Separate bug re. ODS and maybe internal state.

Additionally, the *find* part works fine. The *replace* part is this bug.

>   - it makes sense that, since Shift+Enter does the opposite of Enter,
>    Ctrl+Enter is used for the line break (new line/paragraph)

It effectively does now (user experience/documentation). Again, nothing to do with this bug, which is about *replacement*.

>   - maybe it should really create a line break?

Not directly relevant, might be a dependency for this bug - see above.

> - Find & Replace should either report: no new lines found; or behave
> different in Calc text, handling paragraphs as if it were line breaks;

Or Ctrl-Enter should just actually insert a line break per the docs - possibly a separate bug. Again, this bug is about *replacement* being literal \n instead of an (effectively) line break.

> - documentation is not clear/complete.

Possibly, but tangential.

> 
> adding @eike and @regina to cc.
Comment 23 QA Administrators 2019-10-20 02:33:22 UTC Comment hidden (noise)
Comment 24 DN 2019-10-27 15:31:06 UTC
Still present, 6.2.8.2.
Comment 25 Mike Kaganski 2020-05-13 10:14:19 UTC
Documentation bug fixed in https://git.libreoffice.org/help/+/55d4e405d8dbdf58ba45823b3895e8a79e5a8aed.
Comment 26 Mike Kaganski 2022-10-10 12:29:11 UTC
(In reply to DN from comment #20)
> The content of "replace" should be interpreted as a regex (i.e.
> \n should be interpreted as a newline, not a literal string).

While I *don't* tell that this tdf#43107 is not a bug, I want to stress that it's incorrect to consider *replacement* string as a "regex" - no, it is never so. Only a search string is a regex. The replacement string is a special string that, as per documentation [1], may contain references.

We have an extension of that syntax; and there is bug 106137 to extend it further. I would argue that for consistency, exactly because in Calc, the newline in a cell inserts *paragraphs* (not only available in the file format, but also in the API; and that is not a bug), the \n in the replacement box should behave *consistently* with Writer, where it inserts paragraphs.

Just don't say that replacement string is a "regex" :)

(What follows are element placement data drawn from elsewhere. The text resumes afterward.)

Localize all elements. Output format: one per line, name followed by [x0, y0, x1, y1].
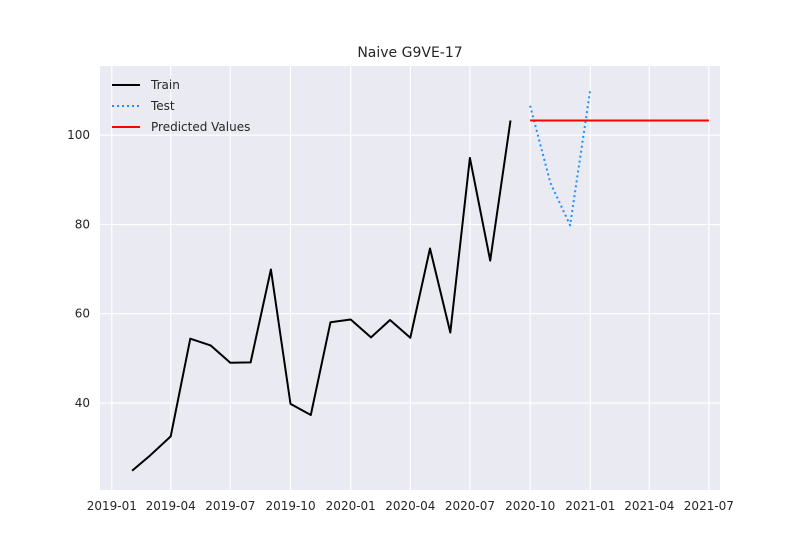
legend-label: Predicted Values — [151, 120, 250, 134]
y-tick-label: 100 — [67, 128, 90, 142]
chart-title: Naive G9VE-17 — [357, 45, 462, 61]
grid — [100, 66, 720, 490]
y-axis: 40 60 80 100 — [67, 128, 90, 410]
legend-label: Train — [150, 78, 180, 92]
legend-label: Test — [150, 99, 175, 113]
series-line-test — [529, 88, 592, 227]
x-tick-label: 2019-01 — [87, 499, 137, 513]
y-tick-label: 80 — [75, 217, 90, 231]
x-tick-label: 2020-01 — [326, 499, 376, 513]
x-tick-label: 2019-07 — [205, 499, 255, 513]
x-tick-label: 2021-01 — [565, 499, 615, 513]
legend: Train Test Predicted Values — [112, 78, 250, 134]
x-tick-label: 2020-04 — [385, 499, 435, 513]
series-layer — [131, 88, 709, 472]
x-tick-label: 2019-10 — [265, 499, 315, 513]
x-axis: 2019-01 2019-04 2019-07 2019-10 2020-01 2020-… — [87, 499, 734, 513]
x-tick-label: 2019-04 — [146, 499, 196, 513]
x-tick-label: 2021-07 — [684, 499, 734, 513]
x-tick-label: 2020-10 — [505, 499, 555, 513]
y-tick-label: 60 — [75, 307, 90, 321]
series-line-train — [131, 120, 512, 472]
x-tick-label: 2021-04 — [624, 499, 674, 513]
x-tick-label: 2020-07 — [445, 499, 495, 513]
y-tick-label: 40 — [75, 396, 90, 410]
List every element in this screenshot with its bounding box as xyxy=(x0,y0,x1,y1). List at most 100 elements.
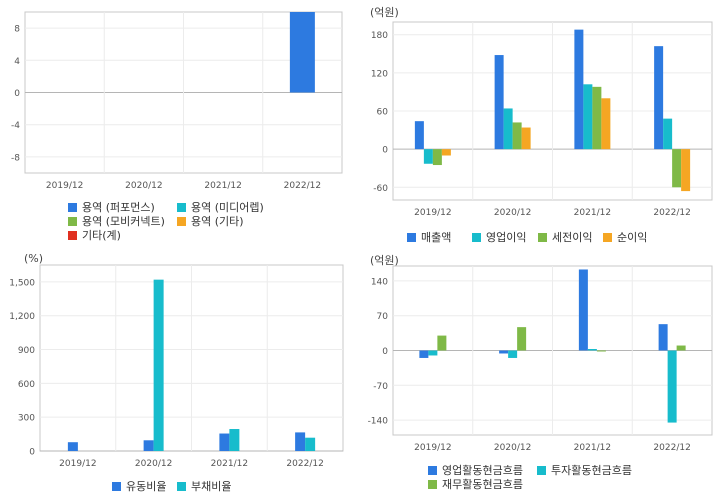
y-tick-label: 0 xyxy=(14,89,20,99)
bar[interactable] xyxy=(517,327,527,351)
bar[interactable] xyxy=(67,442,78,451)
legend-swatch xyxy=(428,465,437,475)
bar[interactable] xyxy=(494,55,504,150)
x-tick-label: 2021/12 xyxy=(204,181,241,191)
bar[interactable] xyxy=(654,46,664,150)
x-tick-label: 2019/12 xyxy=(59,459,96,469)
y-tick-label: 4 xyxy=(14,57,20,67)
bar[interactable] xyxy=(583,84,593,150)
legend-swatch xyxy=(177,481,186,491)
bar[interactable] xyxy=(503,108,513,150)
y-tick-label: 70 xyxy=(377,312,389,322)
bar[interactable] xyxy=(676,345,686,351)
y-tick-label: 60 xyxy=(377,108,389,118)
x-tick-label: 2020/12 xyxy=(494,208,531,218)
segment-revenue-legend: 용역 (퍼포먼스) 용역 (미디어렙) 용역 (모비커넥트) 용역 (기타) 기… xyxy=(0,0,360,248)
legend-label: 유동비율 xyxy=(126,480,167,493)
legend-item-mobiconnect[interactable]: 용역 (모비커넥트) xyxy=(68,213,165,229)
legend-item-operating-cf[interactable]: 영업활동현금흐름 xyxy=(428,462,523,478)
legend-label: 용역 (모비커넥트) xyxy=(82,215,165,228)
legend-label: 용역 (퍼포먼스) xyxy=(82,201,155,214)
legend-item-current-ratio[interactable]: 유동비율 xyxy=(112,478,166,494)
bar[interactable] xyxy=(592,86,602,150)
bar[interactable] xyxy=(432,149,442,166)
bar[interactable] xyxy=(596,350,606,352)
bar[interactable] xyxy=(587,349,597,351)
bar[interactable] xyxy=(667,350,677,423)
x-tick-label: 2020/12 xyxy=(135,459,172,469)
legend-item-investing-cf[interactable]: 투자활동현금흐름 xyxy=(537,462,632,478)
legend-swatch xyxy=(428,479,437,489)
bar[interactable] xyxy=(441,149,451,156)
income-legend: 매출액 영업이익 세전이익 순이익 xyxy=(360,0,720,248)
bar[interactable] xyxy=(289,12,315,93)
bar[interactable] xyxy=(672,149,682,188)
legend-swatch xyxy=(112,481,121,491)
legend-item-net-income[interactable]: 순이익 xyxy=(603,229,647,245)
legend-label: 투자활동현금흐름 xyxy=(551,464,632,477)
legend-item-debt-ratio[interactable]: 부채비율 xyxy=(177,478,231,494)
bar[interactable] xyxy=(512,122,522,150)
x-tick-label: 2021/12 xyxy=(211,459,248,469)
unit-label: (%) xyxy=(24,252,44,265)
y-tick-label: -140 xyxy=(368,417,389,427)
y-tick-label: 120 xyxy=(371,69,388,79)
legend-label: 재무활동현금흐름 xyxy=(442,478,523,491)
bar[interactable] xyxy=(601,98,611,150)
y-tick-label: -8 xyxy=(11,153,20,163)
bar[interactable] xyxy=(143,440,154,451)
bar[interactable] xyxy=(305,437,316,451)
y-tick-label: -60 xyxy=(373,184,388,194)
legend-item-operating-income[interactable]: 영업이익 xyxy=(472,229,526,245)
bar[interactable] xyxy=(423,149,433,164)
legend-item-revenue[interactable]: 매출액 xyxy=(407,229,451,245)
bar[interactable] xyxy=(658,324,668,351)
bar[interactable] xyxy=(414,121,424,150)
y-tick-label: 180 xyxy=(371,31,388,41)
y-tick-label: 1,200 xyxy=(9,312,35,322)
bar[interactable] xyxy=(295,432,306,451)
x-tick-label: 2020/12 xyxy=(125,181,162,191)
legend-label: 순이익 xyxy=(617,231,648,244)
legend-swatch xyxy=(603,232,612,242)
bar[interactable] xyxy=(508,350,518,358)
legend-item-other-total[interactable]: 기타(계) xyxy=(68,227,121,243)
bar[interactable] xyxy=(419,350,429,358)
x-tick-label: 2019/12 xyxy=(46,181,83,191)
bar[interactable] xyxy=(578,269,588,351)
x-tick-label: 2022/12 xyxy=(653,443,690,453)
bar[interactable] xyxy=(521,127,531,150)
y-tick-label: 1,500 xyxy=(9,278,35,288)
legend-label: 용역 (미디어렙) xyxy=(191,201,264,214)
legend-label: 부채비율 xyxy=(191,480,232,493)
bar[interactable] xyxy=(428,350,438,356)
x-tick-label: 2022/12 xyxy=(284,181,321,191)
y-tick-label: 8 xyxy=(14,25,20,35)
bar[interactable] xyxy=(437,335,447,351)
y-tick-label: -70 xyxy=(373,382,388,392)
bar[interactable] xyxy=(153,279,164,451)
bar[interactable] xyxy=(681,149,691,192)
legend-swatch xyxy=(538,232,547,242)
y-tick-label: 0 xyxy=(29,448,35,458)
legend-item-pretax-income[interactable]: 세전이익 xyxy=(538,229,592,245)
unit-label: (억원) xyxy=(370,6,399,19)
bar[interactable] xyxy=(574,29,584,150)
bar[interactable] xyxy=(219,433,230,451)
legend-swatch xyxy=(68,216,77,226)
legend-swatch xyxy=(407,232,416,242)
bar[interactable] xyxy=(229,429,240,451)
legend-item-financing-cf[interactable]: 재무활동현금흐름 xyxy=(428,476,523,492)
ratio-chart-panel: (%) 1,500 1,200 900 600 300 0 2019/12 2020/12 20… xyxy=(0,248,360,496)
cashflow-chart-panel: (억원) 140 70 0 -70 -140 2019/12 2020/12 2021/12 2… xyxy=(360,248,720,496)
legend-item-media-rep[interactable]: 용역 (미디어렙) xyxy=(177,199,264,215)
unit-label: (억원) xyxy=(370,254,399,267)
legend-label: 용역 (기타) xyxy=(191,215,244,228)
bar[interactable] xyxy=(663,118,673,150)
x-tick-label: 2020/12 xyxy=(494,443,531,453)
legend-label: 영업활동현금흐름 xyxy=(442,464,523,477)
legend-item-performance[interactable]: 용역 (퍼포먼스) xyxy=(68,199,155,215)
bar[interactable] xyxy=(499,350,509,354)
y-tick-label: 140 xyxy=(371,277,388,287)
legend-item-other-service[interactable]: 용역 (기타) xyxy=(177,213,244,229)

[1] https://unicode-org.github.io/icu/userguide/strings/regexp.html#find-and-replace
Comment 27 Commit Notification 2022-10-10 15:08:23 UTC
Eike Rathke committed a patch related to this issue.
It has been pushed to "master":

https://git.libreoffice.org/help/commit/00a07b02f82b2177c6d1ad90168528ca9eb73be8

Related: tdf#43107 Clarify \n in Find and Replace
Comment 28 Rainer Bielefeld Retired 2023-01-02 15:21:16 UTC
*** Bug 152838 has been marked as a duplicate of this bug. ***
Comment 29 Chris Peñalver 2023-02-26 17:09:34 UTC
As the original reporter, I accept this being root caused to a documentation issue now fixed by:
https://bugs.documentfoundation.org/show_bug.cgi?id=43107#c27

I wouldn't have filed this report if it had been documented as such to begin with.